Bristol County Agricultural High School is most unique amongst its cooperative members. Seated along the banks of the Taunton River in Dighton, MA, the school owns more than 280 acres and features 27 buildings, many built by the schools students since its founding in 1912. Here, 450 students from approximately 40 towns and cities throughout Bristol County are enrolled in a number of agricultural programs, including Arboriculture, Floriculture, Natural Resource Management and best loved by Cabot, Large Animal Science. It is within the Large Animal Science program that students learn animal nutrition and management, largely by tending to the school's mixed herd of cattle.

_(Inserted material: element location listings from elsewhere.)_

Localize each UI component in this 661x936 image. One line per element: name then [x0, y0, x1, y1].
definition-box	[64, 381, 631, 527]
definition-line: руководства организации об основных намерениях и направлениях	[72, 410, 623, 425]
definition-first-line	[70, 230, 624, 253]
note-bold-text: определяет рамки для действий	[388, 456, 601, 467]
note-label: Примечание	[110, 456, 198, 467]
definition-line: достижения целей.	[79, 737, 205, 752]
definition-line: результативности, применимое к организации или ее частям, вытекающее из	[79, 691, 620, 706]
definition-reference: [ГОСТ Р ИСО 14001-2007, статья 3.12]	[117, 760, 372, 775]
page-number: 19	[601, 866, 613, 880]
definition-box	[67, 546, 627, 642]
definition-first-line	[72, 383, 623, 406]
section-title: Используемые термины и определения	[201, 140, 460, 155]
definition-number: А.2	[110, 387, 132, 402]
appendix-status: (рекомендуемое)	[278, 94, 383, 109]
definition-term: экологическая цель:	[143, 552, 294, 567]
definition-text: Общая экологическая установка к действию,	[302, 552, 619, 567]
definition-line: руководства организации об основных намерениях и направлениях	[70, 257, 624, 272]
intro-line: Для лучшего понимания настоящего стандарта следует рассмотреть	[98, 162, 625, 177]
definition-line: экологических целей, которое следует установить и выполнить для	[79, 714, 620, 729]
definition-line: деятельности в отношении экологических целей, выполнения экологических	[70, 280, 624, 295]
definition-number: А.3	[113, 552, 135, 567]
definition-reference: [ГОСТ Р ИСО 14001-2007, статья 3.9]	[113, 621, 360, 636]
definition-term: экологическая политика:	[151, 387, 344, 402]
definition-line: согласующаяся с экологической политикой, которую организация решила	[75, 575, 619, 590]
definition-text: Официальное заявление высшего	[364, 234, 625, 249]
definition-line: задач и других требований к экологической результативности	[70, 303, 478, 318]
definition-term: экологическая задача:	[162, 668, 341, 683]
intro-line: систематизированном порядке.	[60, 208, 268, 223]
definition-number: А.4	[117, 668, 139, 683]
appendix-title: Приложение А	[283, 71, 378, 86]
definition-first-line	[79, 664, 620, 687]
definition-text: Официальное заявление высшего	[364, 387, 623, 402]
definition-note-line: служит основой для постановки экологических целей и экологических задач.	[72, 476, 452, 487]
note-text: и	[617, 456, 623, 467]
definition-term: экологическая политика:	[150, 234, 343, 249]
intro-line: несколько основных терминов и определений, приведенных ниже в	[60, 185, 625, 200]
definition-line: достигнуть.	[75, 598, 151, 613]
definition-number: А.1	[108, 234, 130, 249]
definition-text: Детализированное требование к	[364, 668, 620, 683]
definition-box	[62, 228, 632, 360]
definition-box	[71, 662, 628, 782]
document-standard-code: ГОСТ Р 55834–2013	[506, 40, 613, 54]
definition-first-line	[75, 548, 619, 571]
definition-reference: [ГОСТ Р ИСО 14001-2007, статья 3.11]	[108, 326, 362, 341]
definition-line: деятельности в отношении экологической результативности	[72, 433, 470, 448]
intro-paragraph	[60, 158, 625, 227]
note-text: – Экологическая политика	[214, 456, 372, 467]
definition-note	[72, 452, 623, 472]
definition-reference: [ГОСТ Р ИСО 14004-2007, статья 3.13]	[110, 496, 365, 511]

"We have quite a variety of breeds here at the school," notes Leslie Blanchette, Head of the Animal Science Division. "Holstein, Jersey, Brown Swiss, Guernsey, Milking Shorthorn; you name it and we pretty much have it. Currently, we keep 25 milkers and 55 breeding stock at the school. Maintaining a mixed herd is great for the students, because they get to experience working with different breeds, and figure out which are most to their liking. Farmers are often very particular about which breed of cow they keep, and are quick to expound on the virtues of their favorites."
Students at Bristol County Agricultural work on the school's farm daily, and really learn the ins and outs of farm management. "What's great about our program is that some of our students have never set foot on a farm before enrolling, while others spent their childhoods helping to look after the livestock and working in the fields," says Leslie. "After four years with us, most go on to college to study animal science or agriculture. Our Large Animal Science program produces a lot of veterinary technicians and animal nutritionists."
Besides being the only school that sells milk to Agri-Mark, Bristol County Agricultural has the distinction of being one of only three agricultural schools in Massachusetts, and the only school that milks cows. "We have more animals than your typical agricultural school," says Leslie. "We think that contributes to a quality experience for our students, helping strengthen their academic development. The hands on experience with the animals also assists in reinforcing our dedication to breed preservation. As one can imagine, the students get quite attached to our cows, and really take an interest in their quality of life."
In addition to focusing on animal care, Bristol County Agricultural also puts great emphasis on sustainability programs. The school has a natural resources department, and students learn about a variety of recycling programs and other natural resource conservation and sustainability practices.
Though the school, which is celebrating its centennial this year, doesn't milk cows as their primary source of income like most other dairy farmers, that doesn't mean they don't strive to produce the best quality product. Every year, they receive "A's" on their report card from Agri-Mark in the form of milk quality awards. Class dismissed.